27 En de kinderen van Ram, den eerstgeborene van Jerahmeel waren Maaz, en Jamin, en Eker.
28 En de kinderen van Onam waren Sammai en Jada. En de kinderen van Sammai: Nadab en Abisur.
29 De naam nu der huisvrouw van Abisur was Abihail: die baarde hem Achban en Molid.
30 En de kinderen van Nadab waren Seled en Appaim; en Seled stierf zonder kinderen.
31 En de kinderen van Appaim waren Jisei; en de kinderen van Jisei waren Sesan; en de kinderen van Sesan, Achlai.
32 En de kinderen van Jada, den broeder van Sammai, waren Jether en Jonathan; en Jether is gestorven zonder kinderen.
33 De kinderen van Jonathan nu waren Peleth en Zaza. Dit waren de kinderen van Jerahmeel.
34 En Sesan had geen zonen, maar dochteren.
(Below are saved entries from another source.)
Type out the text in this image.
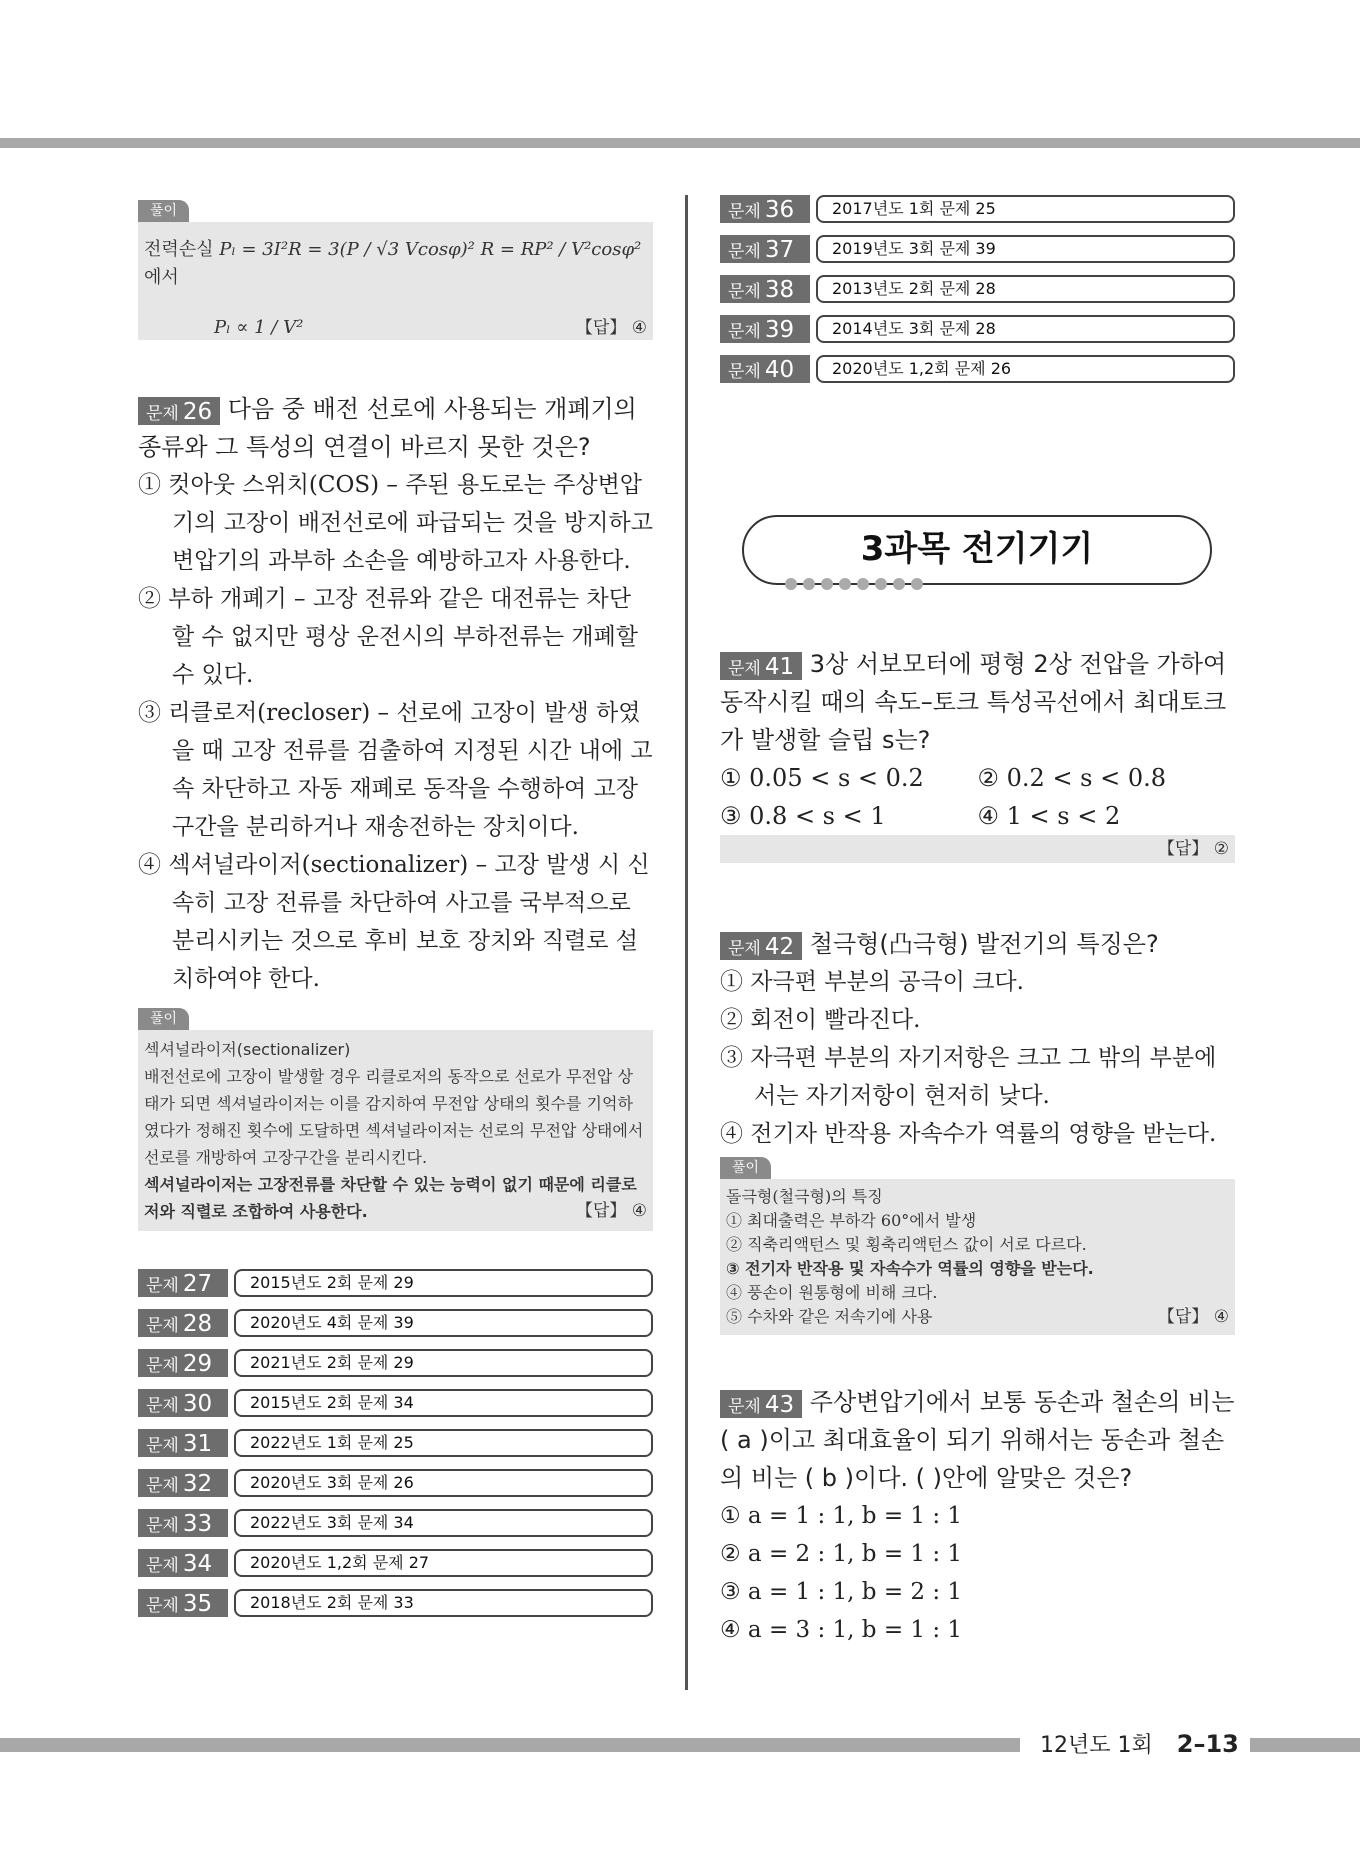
풀이
전력손실 Pₗ = 3I²R = 3(P / √3 Vcosφ)² R = RP² / V²cosφ² 에서
Pₗ ∝ 1 / V²	【답】 ④
문제 26 다음 중 배전 선로에 사용되는 개폐기의 종류와 그 특성의 연결이 바르지 못한 것은?
① 컷아웃 스위치(COS) – 주된 용도로는 주상변압기의 고장이 배전선로에 파급되는 것을 방지하고 변압기의 과부하 소손을 예방하고자 사용한다.
② 부하 개폐기 – 고장 전류와 같은 대전류는 차단할 수 없지만 평상 운전시의 부하전류는 개폐할 수 있다.
③ 리클로저(recloser) – 선로에 고장이 발생 하였을 때 고장 전류를 검출하여 지정된 시간 내에 고속 차단하고 자동 재폐로 동작을 수행하여 고장 구간을 분리하거나 재송전하는 장치이다.
④ 섹셔널라이저(sectionalizer) – 고장 발생 시 신속히 고장 전류를 차단하여 사고를 국부적으로 분리시키는 것으로 후비 보호 장치와 직렬로 설치하여야 한다.
풀이
섹셔널라이저(sectionalizer)
배전선로에 고장이 발생할 경우 리클로저의 동작으로 선로가 무전압 상태가 되면 섹셔널라이저는 이를 감지하여 무전압 상태의 횟수를 기억하였다가 정해진 횟수에 도달하면 섹셔널라이저는 선로의 무전압 상태에서 선로를 개방하여 고장구간을 분리시킨다.
섹셔널라이저는 고장전류를 차단할 수 있는 능력이 없기 때문에 리클로저와 직렬로 조합하여 사용한다.	【답】 ④
문제 27	2015년도 2회 문제 29
문제 28	2020년도 4회 문제 39
문제 29	2021년도 2회 문제 29
문제 30	2015년도 2회 문제 34
문제 31	2022년도 1회 문제 25
문제 32	2020년도 3회 문제 26
문제 33	2022년도 3회 문제 34
문제 34	2020년도 1,2회 문제 27
문제 35	2018년도 2회 문제 33
문제 36	2017년도 1회 문제 25
문제 37	2019년도 3회 문제 39
문제 38	2013년도 2회 문제 28
문제 39	2014년도 3회 문제 28
문제 40	2020년도 1,2회 문제 26
3과목 전기기기
문제 41 3상 서보모터에 평형 2상 전압을 가하여 동작시킬 때의 속도–토크 특성곡선에서 최대토크가 발생할 슬립 s는?
① 0.05 < s < 0.2	② 0.2 < s < 0.8
③ 0.8 < s < 1	④ 1 < s < 2
【답】 ②
문제 42 철극형(凸극형) 발전기의 특징은?
① 자극편 부분의 공극이 크다.
② 회전이 빨라진다.
③ 자극편 부분의 자기저항은 크고 그 밖의 부분에서는 자기저항이 현저히 낮다.
④ 전기자 반작용 자속수가 역률의 영향을 받는다.
풀이
돌극형(철극형)의 특징
① 최대출력은 부하각 60°에서 발생
② 직축리액턴스 및 횡축리액턴스 값이 서로 다르다.
③ 전기자 반작용 및 자속수가 역률의 영향을 받는다.
④ 풍손이 원통형에 비해 크다.
⑤ 수차와 같은 저속기에 사용	【답】 ④
문제 43 주상변압기에서 보통 동손과 철손의 비는 ( a )이고 최대효율이 되기 위해서는 동손과 철손의 비는 ( b )이다. ( )안에 알맞은 것은?
① a = 1 : 1, b = 1 : 1
② a = 2 : 1, b = 1 : 1
③ a = 1 : 1, b = 2 : 1
④ a = 3 : 1, b = 1 : 1
12년도 1회 2–13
En Sesan had een Egyptischen knecht, wiens naam was Jarha.
35 Sesan nu gaf zijn dochter aan zijn knecht Jarha tot een vrouw; en zij baarde hem Attai.
36 Attai nu gewon Nathan, en Nathan gewon Zabad,
37 En Zabad gewon Eflal, en Eflal gewon Obed,
38 En Obed gewon Jehu, en Jehu gewon Azaria,
39 En Azaria gewon Helez, en Helez gewon Elasa,
40 En Elasa gewon Sismai, en Sismai gewon Sallum,
41 En Sallum gewon Jekamja, en Jekamja gewon Elisama.
42 De kinderen van Kaleb nu, den broeder van Jerahmeel, zijn Mesa, zijn eerstgeborene (die is de vader van Zif), en de kinderen van Maresa, den vader van Hebron.
43 De kinderen van Hebron nu waren Korah, en Tappuah, en Rekem, en Sema.
44 Sema nu gewon Raham, den vader van Jorkeam, en Rekem gewon Sammai.
45 De kinderen van Sammai nu waren Maon; en Maon was de vader van Beth-Zur.
46 En Efa, het bijwijf van Kaleb, baarde Haran, en Moza, en Gazez; en Haran gewon Gazez.
47 De kinderen van Jochdai nu waren Regem, en Jotham, en Gesan, en Pelet, en Efa, en Saaf.
48 Uit het bijwijf Maacha gewon Kaleb: Seber en Tirhana.
49 En de huisvrouw van Saaf, den vader van Madmanna, baarde Seva, den vader van Machbena, en den vader van Gibea; en de dochter van Kaleb was Achsa.
50 Dit waren de kinderen van Kaleb, den zoon van Hur, den eerstgeborene van Efratha: Sobal, de vader van Kirjath-Jearim;
51 Salma, de vader der Bethlehemieten; Haref, de vader van Beth-Gader.
52 De kinderen van Sobal, den vader van Kirjath-Jearim, waren Haroe en Hazihammenuchoth.
53 En de geslachten van Kirjath-Jearim waren de Jithrieten, en de Futhieten, en de Sumathieten, en de Misraieten; van dezen zijn uitgegaan de Zoraieten en de Esthaolieten.
54 De kinderen van Salma waren de Bethlehemieten, en de Netofathieten, Atroth, Beth-Joab, en de helft der Manathieten, en de Zorieten.
55 En de huisgezinnen der schrijvers, die te Jabes woonden, de Tirathieten, de Simeathieten, de Suchathieten; dezen zijn de Kenieten, die gekomen zijn van Hammath, den vader van het huis van Rechab.